Monday, November 07, 2005

To my surprise...

. . . scholars such as Michael Gilleland, Richard Nokes, and Michael Drout have linked to my post on Tolkien.

I'd rather enjoy all the attention . . . if I weren't receiving it for a post in which I was, basically, sounding the profound depths of my ignorance. Oh well, at least, I ate my humble pie at the offset, so I won't have to eat my words later.

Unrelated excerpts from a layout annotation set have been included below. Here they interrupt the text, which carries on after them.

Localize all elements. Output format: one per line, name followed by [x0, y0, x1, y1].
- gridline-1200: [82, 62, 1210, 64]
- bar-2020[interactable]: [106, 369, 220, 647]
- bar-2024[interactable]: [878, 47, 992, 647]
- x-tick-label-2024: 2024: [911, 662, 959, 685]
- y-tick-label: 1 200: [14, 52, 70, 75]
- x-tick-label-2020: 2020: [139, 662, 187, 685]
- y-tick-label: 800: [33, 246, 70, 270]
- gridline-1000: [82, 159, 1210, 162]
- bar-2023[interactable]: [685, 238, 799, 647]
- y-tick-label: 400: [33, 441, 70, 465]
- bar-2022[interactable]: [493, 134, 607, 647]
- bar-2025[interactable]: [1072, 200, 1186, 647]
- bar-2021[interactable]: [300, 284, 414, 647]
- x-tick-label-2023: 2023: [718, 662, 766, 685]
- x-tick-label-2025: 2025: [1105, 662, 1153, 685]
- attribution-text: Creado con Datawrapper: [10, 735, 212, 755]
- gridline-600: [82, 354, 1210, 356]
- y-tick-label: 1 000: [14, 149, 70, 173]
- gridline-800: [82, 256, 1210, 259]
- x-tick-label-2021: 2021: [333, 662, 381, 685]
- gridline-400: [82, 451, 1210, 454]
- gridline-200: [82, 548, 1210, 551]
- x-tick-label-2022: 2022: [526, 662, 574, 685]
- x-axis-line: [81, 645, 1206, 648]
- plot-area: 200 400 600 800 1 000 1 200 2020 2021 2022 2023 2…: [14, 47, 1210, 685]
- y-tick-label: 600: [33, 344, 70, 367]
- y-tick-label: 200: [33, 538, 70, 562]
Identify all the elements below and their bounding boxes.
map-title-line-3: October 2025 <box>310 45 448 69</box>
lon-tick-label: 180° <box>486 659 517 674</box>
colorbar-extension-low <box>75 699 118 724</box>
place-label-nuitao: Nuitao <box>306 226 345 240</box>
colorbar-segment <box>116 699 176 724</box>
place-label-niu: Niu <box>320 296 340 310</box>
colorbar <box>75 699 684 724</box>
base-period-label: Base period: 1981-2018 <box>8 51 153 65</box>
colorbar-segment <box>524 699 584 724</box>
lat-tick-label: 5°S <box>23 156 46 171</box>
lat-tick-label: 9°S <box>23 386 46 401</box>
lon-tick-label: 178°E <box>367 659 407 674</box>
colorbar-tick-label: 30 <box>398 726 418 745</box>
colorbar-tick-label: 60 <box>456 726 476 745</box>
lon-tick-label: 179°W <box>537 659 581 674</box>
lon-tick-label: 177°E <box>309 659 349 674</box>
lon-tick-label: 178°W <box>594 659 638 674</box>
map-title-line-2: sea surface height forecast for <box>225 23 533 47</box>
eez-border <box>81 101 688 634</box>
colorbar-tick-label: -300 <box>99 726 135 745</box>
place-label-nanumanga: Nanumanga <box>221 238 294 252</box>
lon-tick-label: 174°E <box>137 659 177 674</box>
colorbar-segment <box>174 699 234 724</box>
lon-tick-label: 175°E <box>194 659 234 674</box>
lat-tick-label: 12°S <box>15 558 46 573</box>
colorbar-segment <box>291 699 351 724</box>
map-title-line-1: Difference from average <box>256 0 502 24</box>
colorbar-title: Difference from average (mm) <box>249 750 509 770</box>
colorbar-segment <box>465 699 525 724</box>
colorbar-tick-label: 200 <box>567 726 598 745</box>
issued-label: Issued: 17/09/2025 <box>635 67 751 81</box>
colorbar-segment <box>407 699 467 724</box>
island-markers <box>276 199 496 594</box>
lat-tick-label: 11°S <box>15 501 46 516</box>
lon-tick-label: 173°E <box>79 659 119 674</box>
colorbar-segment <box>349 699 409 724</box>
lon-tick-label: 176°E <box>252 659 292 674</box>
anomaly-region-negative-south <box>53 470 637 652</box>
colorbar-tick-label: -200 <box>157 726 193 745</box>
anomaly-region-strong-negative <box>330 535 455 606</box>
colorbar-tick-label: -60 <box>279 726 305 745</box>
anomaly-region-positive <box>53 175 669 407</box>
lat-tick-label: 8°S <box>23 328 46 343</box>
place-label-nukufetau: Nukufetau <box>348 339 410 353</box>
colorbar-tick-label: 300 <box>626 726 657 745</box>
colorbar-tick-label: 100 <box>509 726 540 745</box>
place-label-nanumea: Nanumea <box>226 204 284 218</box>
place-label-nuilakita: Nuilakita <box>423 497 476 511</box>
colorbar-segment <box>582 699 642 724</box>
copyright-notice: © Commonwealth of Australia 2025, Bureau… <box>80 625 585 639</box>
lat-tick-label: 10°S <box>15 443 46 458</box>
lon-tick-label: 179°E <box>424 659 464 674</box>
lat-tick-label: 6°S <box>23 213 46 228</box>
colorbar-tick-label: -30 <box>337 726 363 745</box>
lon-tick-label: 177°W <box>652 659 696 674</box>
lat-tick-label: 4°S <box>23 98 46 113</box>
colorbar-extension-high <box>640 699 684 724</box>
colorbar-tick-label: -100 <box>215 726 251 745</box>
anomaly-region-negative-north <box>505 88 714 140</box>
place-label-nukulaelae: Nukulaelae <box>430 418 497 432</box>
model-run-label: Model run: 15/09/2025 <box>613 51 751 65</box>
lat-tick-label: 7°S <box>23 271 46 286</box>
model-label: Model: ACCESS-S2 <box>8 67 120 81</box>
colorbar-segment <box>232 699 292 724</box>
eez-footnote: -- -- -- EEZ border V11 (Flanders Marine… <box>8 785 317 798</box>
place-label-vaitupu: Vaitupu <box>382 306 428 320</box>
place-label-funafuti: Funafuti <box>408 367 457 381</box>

Speaking of edible words, the "humble" in "humble pie" comes from "umbles," which the Free Dictionary defines as:
"The entrails and coarser parts of a deer; hence, sometimes, entrails, in general."
Entrails, eh? Is that stuff edible? The Online Etymology Dictionary tells us more:
umbles: "edible inner parts of a deer or other animal," c.1400, see humble.
Edible . . . well, if you say so. But let's not stop there. Let's follow this to the bitter end and see humble:

humble: c.1250, from O.Fr. humble, earlier humele, from L. humilis "lowly, humble," lit. "on the ground," from humus "earth." Senses of "not self-asserting" and "of low birth or rank" were both in M.E. The verb is c.1380 in the intrans. sense of "to render oneself humble;" 1484 in the trans. sense of "to lower (someone) in dignity."
From humus, eh? That could make for some nice intertextual, cross-lingual puns:
"Adam, ah Adam, man of earth,
T'were best remain a human humble."
But what's this to do with umbles? Just keep reading under "humble" to find out:
To eat humble pie (1830) is from umble pie (1648), pie made from umbles "edible inner parts of an animal" (especially deer), considered a low-class food. The similar sense of similar-sounding words (the "h" of humble was not pronounced then) converged in the pun. Umbles, meanwhile, is M.E. numbles "offal" (with loss of n- through assimilation into preceding article), from O.Fr. nombles "loin, fillet," from L. lumulus, dim. of lumbus "loin."
I see. Given my 'druthers, I'd rather have my humble pie in French. But even in English, better to have humble pie now than eat exultant crow later.


At 10:18 PM, Blogger Kevin Kim said...

Perhaps it takes guts to be humble.


At 4:20 AM, Blogger Horace Jeffery Hodges said...

Kevin, I shall strive for the humility that you embody.

But perhaps with all of that hiking up the Namsan, you're getting less humble.